Most of today’s solar cells are made from silicon wafers cut from blocks of crystals. The wafers are typically 0.2-0.25-mm thick, yet most of the photon-to-electricity conversion takes place in the outermost 0.02 mm of the wafer. In an effort to reduce the amount of Si required (and thus the cost) for solar cells, BP Solar (Frederick, Md; edlinks.chemengonline.com/6517-538) is supporting a three-year research project with the Institute for Crystal Growth (IKZ; Berlin, Germany; edlinks.chemengonline.com/6517-539) to develop a process to deposit Si onto low-cost supports, such as glass.

Up to now, thin deposits of Si on glass have exhibited poor conversion efficiencies because of a high density of grain boundaries. IKZ hopes to overcome this problem by a two-step process. First the glass surface will be nucleated at regularly-distributed sites with Si crystallites. The seeds will then be enlarged by crystallization from a metallic solution. The goal is to form a continuous multicrystalline layer with a thickness less than 0.05 mm, says IKZ.

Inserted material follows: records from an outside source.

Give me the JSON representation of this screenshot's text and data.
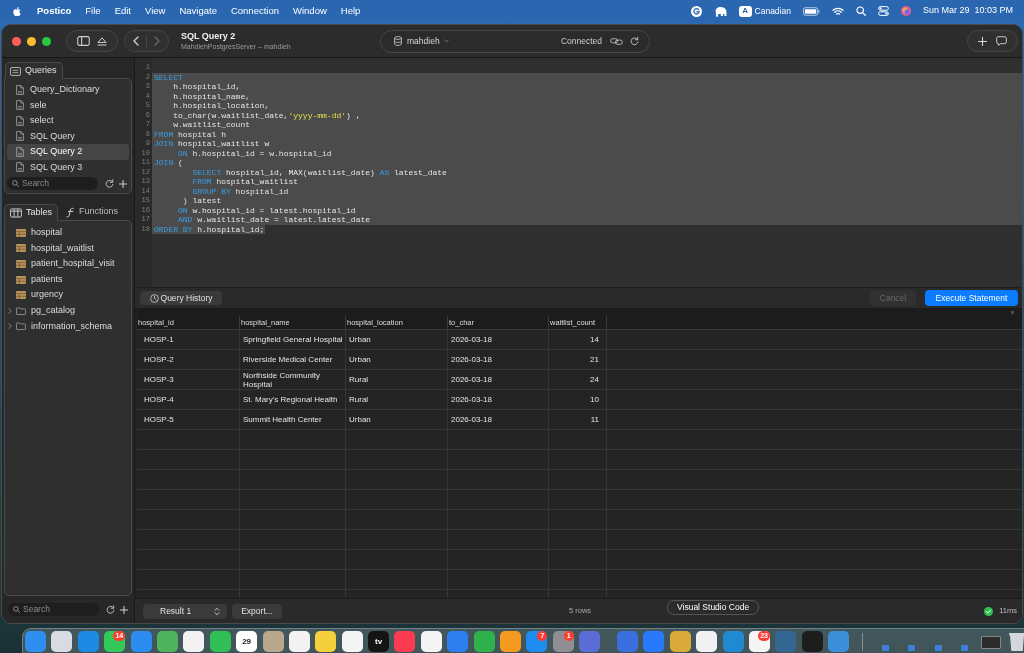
{
  "menu_bar": {
    "app_name": "Postico",
    "menus": [
      "File",
      "Edit",
      "View",
      "Navigate",
      "Connection",
      "Window",
      "Help"
    ],
    "input_source": {
      "key": "A",
      "label": "Canadian"
    },
    "date": "Sun Mar 29",
    "time": "10:03 PM"
  },
  "window": {
    "title": "SQL Query 2",
    "subtitle": "MahdiehPostgresServer – mahdieh",
    "database": "mahdieh",
    "status": "Connected"
  },
  "sidebar": {
    "queries_tab": {
      "label": "Queries"
    },
    "queries": [
      {
        "label": "Query_Dictionary",
        "selected": false
      },
      {
        "label": "sele",
        "selected": false
      },
      {
        "label": "select",
        "selected": false
      },
      {
        "label": "SQL Query",
        "selected": false
      },
      {
        "label": "SQL Query 2",
        "selected": true
      },
      {
        "label": "SQL Query 3",
        "selected": false
      }
    ],
    "queries_search": {
      "placeholder": "Search"
    },
    "object_tabs": [
      {
        "label": "Tables",
        "kind": "table",
        "selected": true
      },
      {
        "label": "Functions",
        "kind": "function",
        "selected": false
      }
    ],
    "objects": [
      {
        "label": "hospital",
        "kind": "table"
      },
      {
        "label": "hospital_waitlist",
        "kind": "table"
      },
      {
        "label": "patient_hospital_visit",
        "kind": "table"
      },
      {
        "label": "patients",
        "kind": "table"
      },
      {
        "label": "urgency",
        "kind": "table"
      },
      {
        "label": "pg_catalog",
        "kind": "schema",
        "expanded": false
      },
      {
        "label": "information_schema",
        "kind": "schema",
        "expanded": false
      }
    ],
    "objects_search": {
      "placeholder": "Search"
    }
  },
  "editor": {
    "lines": [
      {
        "number": "1",
        "selected": false
      },
      {
        "number": "2",
        "selected": true,
        "tokens": [
          {
            "kind": "keyword",
            "text": "SELECT"
          }
        ]
      },
      {
        "number": "3",
        "selected": true,
        "tokens": [
          {
            "kind": "plain",
            "text": "    h.hospital_id,"
          }
        ]
      },
      {
        "number": "4",
        "selected": true,
        "tokens": [
          {
            "kind": "plain",
            "text": "    h.hospital_name,"
          }
        ]
      },
      {
        "number": "5",
        "selected": true,
        "tokens": [
          {
            "kind": "plain",
            "text": "    h.hospital_location,"
          }
        ]
      },
      {
        "number": "6",
        "selected": true,
        "tokens": [
          {
            "kind": "plain",
            "text": "    to_char(w.waitlist_date,"
          },
          {
            "kind": "string",
            "text": "'yyyy-mm-dd'"
          },
          {
            "kind": "plain",
            "text": ") ,"
          }
        ]
      },
      {
        "number": "7",
        "selected": true,
        "tokens": [
          {
            "kind": "plain",
            "text": "    w.waitlist_count"
          }
        ]
      },
      {
        "number": "8",
        "selected": true,
        "tokens": [
          {
            "kind": "keyword",
            "text": "FROM"
          },
          {
            "kind": "plain",
            "text": " hospital h"
          }
        ]
      },
      {
        "number": "9",
        "selected": true,
        "tokens": [
          {
            "kind": "keyword",
            "text": "JOIN"
          },
          {
            "kind": "plain",
            "text": " hospital_waitlist w"
          }
        ]
      },
      {
        "number": "10",
        "selected": true,
        "tokens": [
          {
            "kind": "keyword",
            "text": "     ON"
          },
          {
            "kind": "plain",
            "text": " h.hospital_id = w.hospital_id"
          }
        ]
      },
      {
        "number": "11",
        "selected": true,
        "tokens": [
          {
            "kind": "keyword",
            "text": "JOIN"
          },
          {
            "kind": "plain",
            "text": " ("
          }
        ]
      },
      {
        "number": "12",
        "selected": true,
        "tokens": [
          {
            "kind": "keyword",
            "text": "        SELECT"
          },
          {
            "kind": "plain",
            "text": " hospital_id, MAX(waitlist_date) "
          },
          {
            "kind": "keyword",
            "text": "AS"
          },
          {
            "kind": "plain",
            "text": " latest_date"
          }
        ]
      },
      {
        "number": "13",
        "selected": true,
        "tokens": [
          {
            "kind": "keyword",
            "text": "        FROM"
          },
          {
            "kind": "plain",
            "text": " hospital_waitlist"
          }
        ]
      },
      {
        "number": "14",
        "selected": true,
        "tokens": [
          {
            "kind": "keyword",
            "text": "        GROUP BY"
          },
          {
            "kind": "plain",
            "text": " hospital_id"
          }
        ]
      },
      {
        "number": "15",
        "selected": true,
        "tokens": [
          {
            "kind": "plain",
            "text": "      ) latest"
          }
        ]
      },
      {
        "number": "16",
        "selected": true,
        "tokens": [
          {
            "kind": "keyword",
            "text": "     ON"
          },
          {
            "kind": "plain",
            "text": " w.hospital_id = latest.hospital_id"
          }
        ]
      },
      {
        "number": "17",
        "selected": true,
        "tokens": [
          {
            "kind": "keyword",
            "text": "     AND"
          },
          {
            "kind": "plain",
            "text": " w.waitlist_date = latest.latest_date"
          }
        ]
      },
      {
        "number": "18",
        "selected": true,
        "tokens": [
          {
            "kind": "keyword",
            "text": "ORDER BY"
          },
          {
            "kind": "plain",
            "text": " h.hospital_id;"
          }
        ]
      }
    ]
  },
  "actions": {
    "query_history": "Query History",
    "cancel": {
      "label": "Cancel",
      "disabled": true
    },
    "execute": {
      "label": "Execute Statement",
      "disabled": false
    }
  },
  "results": {
    "columns": [
      {
        "label": "hospital_id",
        "kind": "text"
      },
      {
        "label": "hospital_name",
        "kind": "text"
      },
      {
        "label": "hospital_location",
        "kind": "text"
      },
      {
        "label": "to_char",
        "kind": "text"
      },
      {
        "label": "waitlist_count",
        "kind": "number"
      }
    ],
    "rows": [
      [
        "HOSP-1",
        "Springfield General Hospital",
        "Urban",
        "2026-03-18",
        "14"
      ],
      [
        "HOSP-2",
        "Riverside Medical Center",
        "Urban",
        "2026-03-18",
        "21"
      ],
      [
        "HOSP-3",
        "Northside Community Hospital",
        "Rural",
        "2026-03-18",
        "24"
      ],
      [
        "HOSP-4",
        "St. Mary's Regional Health",
        "Rural",
        "2026-03-18",
        "10"
      ],
      [
        "HOSP-5",
        "Summit Health Center",
        "Urban",
        "2026-03-18",
        "11"
      ]
    ]
  },
  "status_bar": {
    "result_selector": "Result 1",
    "export": "Export...",
    "row_count": "5 rows",
    "duration": "11ms"
  },
  "tooltip": {
    "text": "Visual Studio Code"
  },
  "dock": {
    "sections": [
      [
        {
          "kind": "app",
          "color": "#2f8ff0"
        },
        {
          "kind": "app",
          "color": "#d9dbe3"
        },
        {
          "kind": "app",
          "color": "#1e88e5"
        },
        {
          "kind": "app",
          "color": "#34c759",
          "badge": "14"
        },
        {
          "kind": "app",
          "color": "#2d8cf0"
        },
        {
          "kind": "app",
          "color": "#4fb35d"
        },
        {
          "kind": "app",
          "color": "#f2f2f2"
        },
        {
          "kind": "app",
          "color": "#2fbf55"
        },
        {
          "kind": "app",
          "color": "#ffffff",
          "text": "29"
        },
        {
          "kind": "app",
          "color": "#b9a88c"
        },
        {
          "kind": "app",
          "color": "#f2f2f2"
        },
        {
          "kind": "app",
          "color": "#f6cf3d"
        },
        {
          "kind": "app",
          "color": "#f5f5f5"
        },
        {
          "kind": "app",
          "color": "#141414",
          "text": "tv"
        },
        {
          "kind": "app",
          "color": "#fb3b50"
        },
        {
          "kind": "app",
          "color": "#f4f4f4"
        },
        {
          "kind": "app",
          "color": "#2d7ff0"
        },
        {
          "kind": "app",
          "color": "#2fb24c"
        },
        {
          "kind": "app",
          "color": "#f39a1f"
        },
        {
          "kind": "app",
          "color": "#1d8cf0",
          "badge": "7"
        },
        {
          "kind": "app",
          "color": "#8e8e93",
          "badge": "1"
        },
        {
          "kind": "app",
          "color": "#5a6cd6"
        }
      ],
      [
        {
          "kind": "app",
          "color": "#3b6fe0"
        },
        {
          "kind": "app",
          "color": "#2979ff"
        },
        {
          "kind": "app",
          "color": "#d9a93a"
        },
        {
          "kind": "app",
          "color": "#f1f1f1"
        },
        {
          "kind": "app",
          "color": "#1f8ad2"
        },
        {
          "kind": "app",
          "color": "#f5f5f5",
          "badge": "23"
        },
        {
          "kind": "app",
          "color": "#336791"
        },
        {
          "kind": "app",
          "color": "#1d1d1d"
        },
        {
          "kind": "app",
          "color": "#3b8fd9"
        }
      ],
      [
        {
          "kind": "thumbnail",
          "color": "#3f7fd8"
        },
        {
          "kind": "thumbnail",
          "color": "#3f7fd8"
        },
        {
          "kind": "thumbnail",
          "color": "#3f7fd8"
        },
        {
          "kind": "thumbnail",
          "color": "#3f7fd8"
        },
        {
          "kind": "window",
          "color": "#2b2b2b"
        },
        {
          "kind": "trash",
          "color": "#d4d6dc"
        }
      ]
    ]
  }
}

Meanwhile, Ferro Electronic Material Systems (Vista, Calif.; edlinks.chemengonline.com/6517-540) launched (last month) a new material that will enable solar-cell manufacturers to "significantly" reduce silicon usage, says the firm. The cadmium- and lead-free system of aluminum and rear- and front-silver metallizations are said to improve the electrical performance of Si wafers that are less than 180 µm thick; the current generation of "thin" wafers are 240 µm thick, says Ferro.